I think it might be water. Fresh water in particular. Global warming has a real chance of causing fresh water to become something we will have in short supply. Although some areas of the world are getting too much rainfall, others are getting hit with unprecedented drought (e.g. the southwestern US), and those trends are only getting worse.
I believe most people think a little bit about fresh water and recognize the importance of being careful with it. Nobody wants to waste it unnecessarily and almost everyone hates the idea of dumping industrial waste into fresh water lakes. But there are still a lot of people who aren’t as smart with it as they should be. For example, the best time to water lawns isn’t in the middle of the daytime with the sun beating high overhead, because much of the water quickly evaporates. It’s better to do so early morning before sunrise, or after sunset. That way, the water stays where it’s supposed to and waters the lawn, rather than simply disappearing into the air. We may think about how precious fresh water is, but we don’t necessarily do much about it.

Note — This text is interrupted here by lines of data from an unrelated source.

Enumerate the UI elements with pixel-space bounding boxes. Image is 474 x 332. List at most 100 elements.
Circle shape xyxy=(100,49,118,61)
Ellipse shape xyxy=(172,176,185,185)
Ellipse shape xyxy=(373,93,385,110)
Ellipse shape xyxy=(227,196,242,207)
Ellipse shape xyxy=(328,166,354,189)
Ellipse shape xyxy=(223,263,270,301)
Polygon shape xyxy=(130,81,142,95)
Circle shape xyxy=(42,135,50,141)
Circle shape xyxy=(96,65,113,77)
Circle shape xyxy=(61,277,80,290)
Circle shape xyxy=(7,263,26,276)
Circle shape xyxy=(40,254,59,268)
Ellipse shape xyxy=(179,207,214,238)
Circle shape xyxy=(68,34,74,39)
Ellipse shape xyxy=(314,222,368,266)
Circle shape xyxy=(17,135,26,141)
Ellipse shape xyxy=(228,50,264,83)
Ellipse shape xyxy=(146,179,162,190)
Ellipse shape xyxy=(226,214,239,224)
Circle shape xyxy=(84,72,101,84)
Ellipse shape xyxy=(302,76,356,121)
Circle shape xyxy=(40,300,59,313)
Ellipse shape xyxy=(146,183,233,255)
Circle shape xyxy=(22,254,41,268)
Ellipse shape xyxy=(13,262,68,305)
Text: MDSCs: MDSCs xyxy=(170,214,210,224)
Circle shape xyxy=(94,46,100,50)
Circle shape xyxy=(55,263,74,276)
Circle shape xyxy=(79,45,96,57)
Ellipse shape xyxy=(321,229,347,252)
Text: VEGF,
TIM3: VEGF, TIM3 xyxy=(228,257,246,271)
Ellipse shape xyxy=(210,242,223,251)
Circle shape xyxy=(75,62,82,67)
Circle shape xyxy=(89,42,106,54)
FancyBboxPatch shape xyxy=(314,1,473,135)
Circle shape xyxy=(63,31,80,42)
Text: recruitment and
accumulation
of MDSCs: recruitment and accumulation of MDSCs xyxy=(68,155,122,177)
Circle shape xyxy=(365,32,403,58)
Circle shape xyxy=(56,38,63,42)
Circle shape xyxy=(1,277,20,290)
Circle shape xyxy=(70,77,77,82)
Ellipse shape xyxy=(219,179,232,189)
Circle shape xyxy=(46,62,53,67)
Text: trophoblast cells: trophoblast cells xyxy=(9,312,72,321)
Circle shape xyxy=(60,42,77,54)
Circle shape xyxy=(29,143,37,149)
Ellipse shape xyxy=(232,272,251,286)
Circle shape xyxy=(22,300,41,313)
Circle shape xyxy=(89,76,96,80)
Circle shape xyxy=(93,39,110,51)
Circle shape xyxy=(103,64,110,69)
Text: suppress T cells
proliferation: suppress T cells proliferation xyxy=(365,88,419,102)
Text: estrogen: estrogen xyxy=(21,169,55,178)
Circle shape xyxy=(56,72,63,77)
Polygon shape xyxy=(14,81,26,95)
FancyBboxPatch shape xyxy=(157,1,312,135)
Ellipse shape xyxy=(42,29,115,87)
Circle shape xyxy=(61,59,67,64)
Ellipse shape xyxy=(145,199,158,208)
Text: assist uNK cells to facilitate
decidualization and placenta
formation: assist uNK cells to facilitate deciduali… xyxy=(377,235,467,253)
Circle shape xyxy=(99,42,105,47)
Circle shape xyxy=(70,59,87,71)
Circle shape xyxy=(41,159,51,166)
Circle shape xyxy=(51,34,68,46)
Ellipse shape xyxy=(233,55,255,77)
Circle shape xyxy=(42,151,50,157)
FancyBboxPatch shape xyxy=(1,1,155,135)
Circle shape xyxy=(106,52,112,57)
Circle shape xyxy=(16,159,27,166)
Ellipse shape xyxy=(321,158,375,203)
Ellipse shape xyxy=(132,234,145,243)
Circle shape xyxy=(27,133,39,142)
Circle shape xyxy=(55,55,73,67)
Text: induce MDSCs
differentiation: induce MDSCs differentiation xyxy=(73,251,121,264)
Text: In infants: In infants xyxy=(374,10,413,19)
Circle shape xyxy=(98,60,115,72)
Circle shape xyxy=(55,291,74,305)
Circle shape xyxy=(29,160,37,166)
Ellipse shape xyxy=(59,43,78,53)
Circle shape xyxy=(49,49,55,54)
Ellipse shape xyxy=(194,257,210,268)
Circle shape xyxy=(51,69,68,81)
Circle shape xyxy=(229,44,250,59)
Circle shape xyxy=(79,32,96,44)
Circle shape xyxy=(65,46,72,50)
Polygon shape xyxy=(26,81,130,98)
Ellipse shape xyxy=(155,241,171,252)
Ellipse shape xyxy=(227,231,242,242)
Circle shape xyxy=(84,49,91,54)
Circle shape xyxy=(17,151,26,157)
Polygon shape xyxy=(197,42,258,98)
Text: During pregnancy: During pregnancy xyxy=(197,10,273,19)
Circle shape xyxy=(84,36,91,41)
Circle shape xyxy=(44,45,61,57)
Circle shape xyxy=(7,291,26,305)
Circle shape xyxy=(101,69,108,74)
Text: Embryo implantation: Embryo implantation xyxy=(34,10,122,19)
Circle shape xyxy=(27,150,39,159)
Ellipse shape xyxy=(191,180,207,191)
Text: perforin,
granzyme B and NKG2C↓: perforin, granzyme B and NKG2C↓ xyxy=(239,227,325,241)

Even more importantly than just thinking about watering the lawn properly, a lot of people aren’t aware of how much fresh water is used in the generation of electricity. The statistics are rather alarming. According to a US Geological survey in 2005, 53 percent of the fresh water Americans use is for the production of electricity.
Coal uses the most, a reason the US statistics are as high as they are since Americans get more electricity from coal than any other energy source. Each megawatt-hour (MWh) of electricity generated from the combustion of coal uses more than 16,000 gallons and consumes almost 700 gallons, all for cooling purposes. But don’t forget that water is also used in the mining process, creating a sludge that can totally pollute the freshwater source the water is drawn from because that’s usually where it returns.
Nuclear power is in second place for fresh water use. Nearly 15,000 gallons of water are used with nearly 600 gallons consumed per MWh of electricity generated. Mining of uranium again uses water similar to the mining of coal, and water is also needed for the storage of the fuel rods.
Renewable sources of energy will help this degree of water consumption. Solar panels and wind turbines require no significant water consumption. Hydroelectric power, a common source of electricity in Ontario and Quebec, even has a degree of water inefficiency about it, although it’s not the same as the pollution of water that goes along with mining of coal or uranium, or the consumption of water involved in the cooling processes associated with those particular sources of energy. The “inefficiency” associated with hydroelectric power is because about 9 billion gallons of water evaporates behind hydroelectric dams every day, enough for the needs of 50 million people. Of course, that water isn’t consumed or polluted; it’s simply returning to the atmosphere, to fall as precipitation somewhere else.
I think this is yet one more reason why the traditional energy sources comprised of fossil fuels are worth avoiding. Everyone is aware of the greenhouse gas emissions and the way those are affecting global warming and climate change, although certainly some skeptics and deniers argue to the contrary on that point. But now we’re realizing what it’s doing to our sources of fresh water too.
Some people suggest that desalination plants will be our way to combat this issue in the future when fresh water is becoming more scarce. By removing salt the oceans’ saltwater, we can have a nearly endless supply of fresh water. What people don’t realize, however, is the nearly astronomical amount of energy required to power desalination plants, enough to provide fresh water for the more than 7 billion people living on the planet, let alone alone the other species dependent on fresh water. And if we need more water to be used in the generation of electricity, it will become an endless loop of silliness, ad infinitum.
If the 20th century was the century dominated by oil, future centuries may very well become dominated by fresh water. It may become the most precious commodity on our planet. We’d better respect it and be more careful with it while we still have a good supply around. Renewable sources of energy are one other way for us to help preserve it.